A Portable and Fast Stochastic Volatility Model Calibration Using Multi and Many-Core Processors

2014 
Financial markets change precipitously and on-demand pricing and risk models must be constantly recalibrated to reduce risk. However, certain classes of models are computationally intensive to robustly calibrate to intraday prices- stochastic volatility models being an archetypal example due to the non-convexity of the objective function. In order to accelerate this procedure through parallel implementation, financial application developers are faced with an ever growing plethora of low-level high-performance computing frameworks such as OpenMP, OpenCL, CUDA, or SIMD intrinsics, and forced to make a trade-off between performance versus the portability, flexibility and modularity of the code required to facilitate rapid in-house model development and productionization.This paper describes the acceleration of stochastic volatility model calibration on multi-core CPUs and GPUs using the Xcelerit platform. By adopting a simple dataflow programming model, the Xcelerit platform enables the application developer to write sequential, high-level C code, without concern for low-level high-performance computing frameworks.

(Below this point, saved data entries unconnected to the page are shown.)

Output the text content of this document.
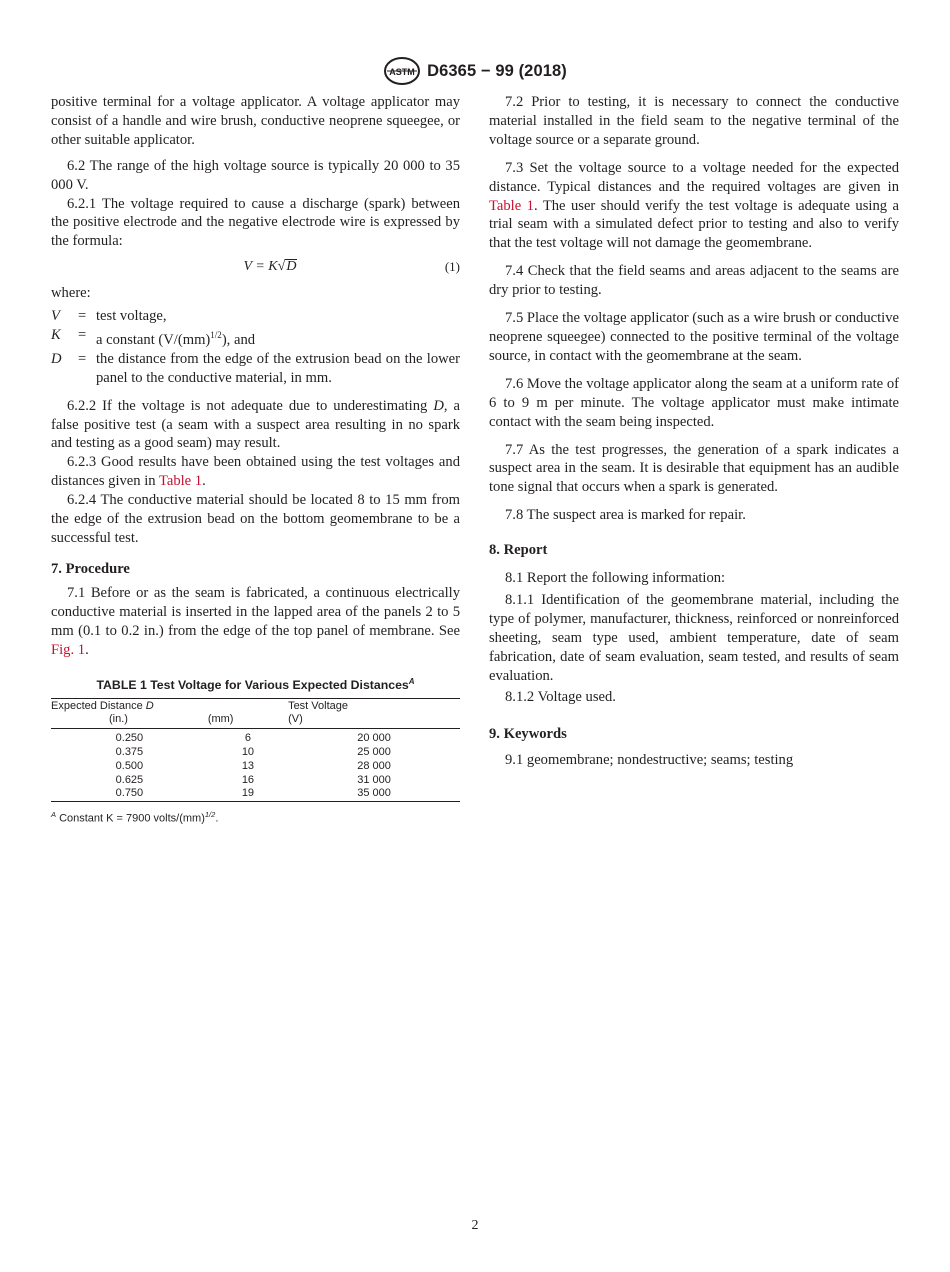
ASTM D6365 − 99 (2018)

positive terminal for a voltage applicator. A voltage applicator may consist of a handle and wire brush, conductive neoprene squeegee, or other suitable applicator.

6.2 The range of the high voltage source is typically 20 000 to 35 000 V.

6.2.1 The voltage required to cause a discharge (spark) between the positive electrode and the negative electrode wire is expressed by the formula:

V = K√D	(1)

where:

V	= test voltage,
K	= a constant (V/(mm)$^{1/2}$), and
D	= the distance from the edge of the extrusion bead on the lower panel to the conductive material, in mm.

6.2.2 If the voltage is not adequate due to underestimating D, a false positive test (a seam with a suspect area resulting in no spark and testing as a good seam) may result.

6.2.3 Good results have been obtained using the test voltages and distances given in Table 1.

6.2.4 The conductive material should be located 8 to 15 mm from the edge of the extrusion bead on the bottom geomembrane to be a successful test.

7. Procedure

7.1 Before or as the seam is fabricated, a continuous electrically conductive material is inserted in the lapped area of the panels 2 to 5 mm (0.1 to 0.2 in.) from the edge of the top panel of membrane. See Fig. 1.

TABLE 1 Test Voltage for Various Expected Distances$^A$
Expected Distance D		Test Voltage
(in.)	(mm)	(V)
0.250	6	20 000
0.375	10	25 000
0.500	13	28 000
0.625	16	31 000
0.750	19	35 000
$^A$ Constant K = 7900 volts/(mm)$^{1/2}$.

7.2 Prior to testing, it is necessary to connect the conductive material installed in the field seam to the negative terminal of the voltage source or a separate ground.

7.3 Set the voltage source to a voltage needed for the expected distance. Typical distances and the required voltages are given in Table 1. The user should verify the test voltage is adequate using a trial seam with a simulated defect prior to testing and also to verify that the test voltage will not damage the geomembrane.

7.4 Check that the field seams and areas adjacent to the seams are dry prior to testing.

7.5 Place the voltage applicator (such as a wire brush or conductive neoprene squeegee) connected to the positive terminal of the voltage source, in contact with the geomembrane at the seam.

7.6 Move the voltage applicator along the seam at a uniform rate of 6 to 9 m per minute. The voltage applicator must make intimate contact with the seam being inspected.

7.7 As the test progresses, the generation of a spark indicates a suspect area in the seam. It is desirable that equipment has an audible tone signal that occurs when a spark is generated.

7.8 The suspect area is marked for repair.

8. Report

8.1 Report the following information:

8.1.1 Identification of the geomembrane material, including the type of polymer, manufacturer, thickness, reinforced or nonreinforced sheeting, seam type used, ambient temperature, date of seam fabrication, date of seam evaluation, seam tested, and results of seam evaluation.

8.1.2 Voltage used.

9. Keywords

9.1 geomembrane; nondestructive; seams; testing

2
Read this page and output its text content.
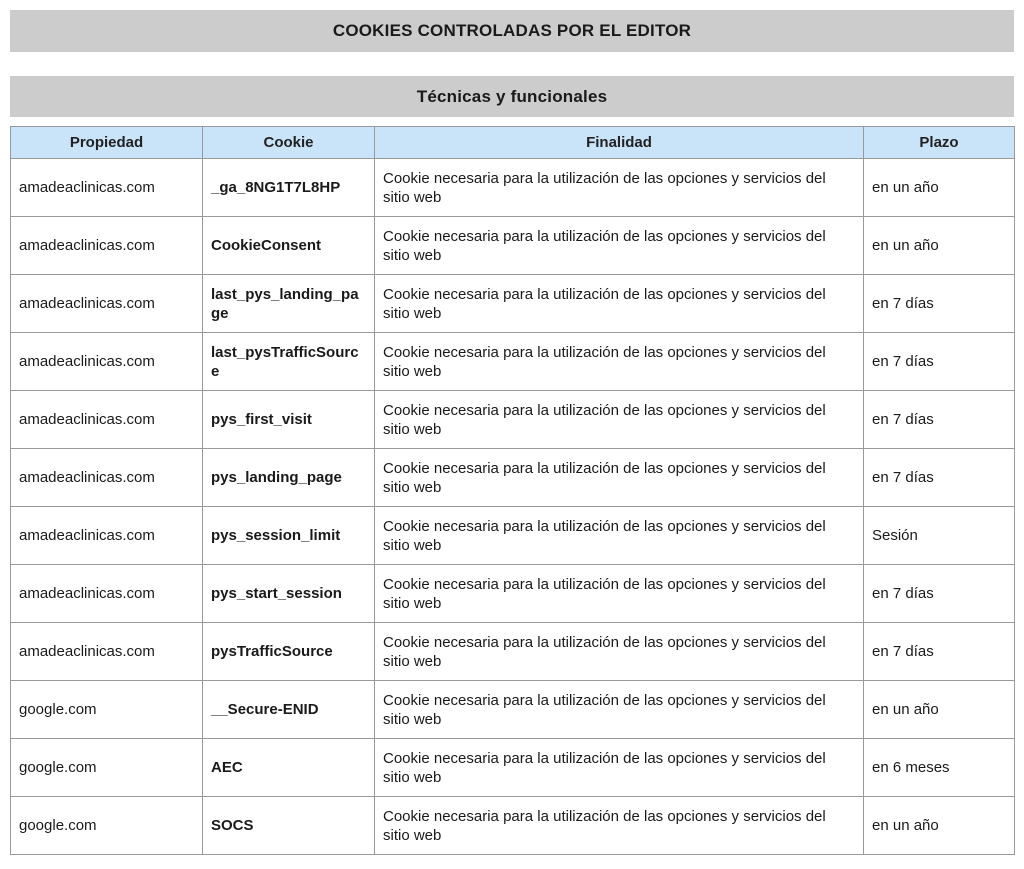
COOKIES CONTROLADAS POR EL EDITOR
Técnicas y funcionales
Propiedad	Cookie	Finalidad	Plazo
amadeaclinicas.com	_ga_8NG1T7L8HP	Cookie necesaria para la utilización de las opciones y servicios del sitio web	en un año
amadeaclinicas.com	CookieConsent	Cookie necesaria para la utilización de las opciones y servicios del sitio web	en un año
amadeaclinicas.com	last_pys_landing_page	Cookie necesaria para la utilización de las opciones y servicios del sitio web	en 7 días
amadeaclinicas.com	last_pysTrafficSource	Cookie necesaria para la utilización de las opciones y servicios del sitio web	en 7 días
amadeaclinicas.com	pys_first_visit	Cookie necesaria para la utilización de las opciones y servicios del sitio web	en 7 días
amadeaclinicas.com	pys_landing_page	Cookie necesaria para la utilización de las opciones y servicios del sitio web	en 7 días
amadeaclinicas.com	pys_session_limit	Cookie necesaria para la utilización de las opciones y servicios del sitio web	Sesión
amadeaclinicas.com	pys_start_session	Cookie necesaria para la utilización de las opciones y servicios del sitio web	en 7 días
amadeaclinicas.com	pysTrafficSource	Cookie necesaria para la utilización de las opciones y servicios del sitio web	en 7 días
google.com	__Secure-ENID	Cookie necesaria para la utilización de las opciones y servicios del sitio web	en un año
google.com	AEC	Cookie necesaria para la utilización de las opciones y servicios del sitio web	en 6 meses
google.com	SOCS	Cookie necesaria para la utilización de las opciones y servicios del sitio web	en un año
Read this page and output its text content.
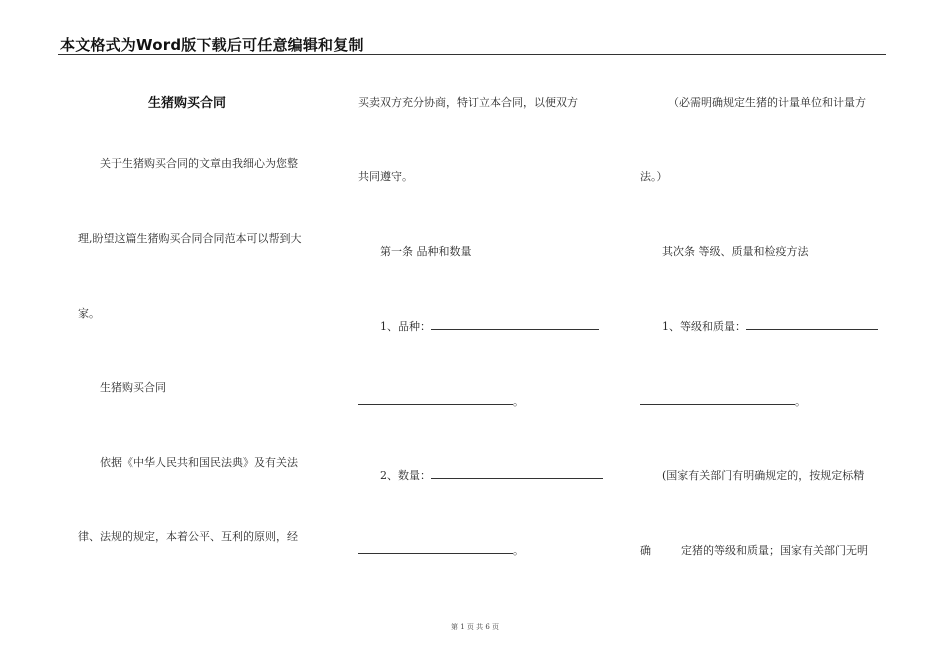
本文格式为Word版下载后可任意编辑和复制
生猪购买合同
关于生猪购买合同的文章由我细心为您整
理,盼望这篇生猪购买合同合同范本可以帮到大
家。
生猪购买合同
依据《中华人民共和国民法典》及有关法
律、法规的规定，本着公平、互利的原则，经
买卖双方充分协商，特订立本合同，以便双方
共同遵守。
第一条 品种和数量
1、品种：
。
2、数量：
。
（必需明确规定生猪的计量单位和计量方
法。）
其次条 等级、质量和检疫方法
1、等级和质量：
。
(国家有关部门有明确规定的，按规定标精
确	定猪的等级和质量；国家有关部门无明
第 1 页 共 6 页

This platform provides the portability, flexibility and modularity required by application developers. Speedups of up to $30$x and $293$x are respectively achieved on an Intel Xeon CPU and NVIDIA Tesla K40 GPU, compared to a sequential CPU implementation. The Xcelerit platform implementation is further shown to be equivalent in performance to a low-level CUDA version. Overall, we are able to reduce the entire calibration process time of the sequential implementation from 6,189 seconds to 183.8 and 17.8 seconds on the CPU and GPU respectively without requiring the developer to reimplement in low-level high performance computing frameworks.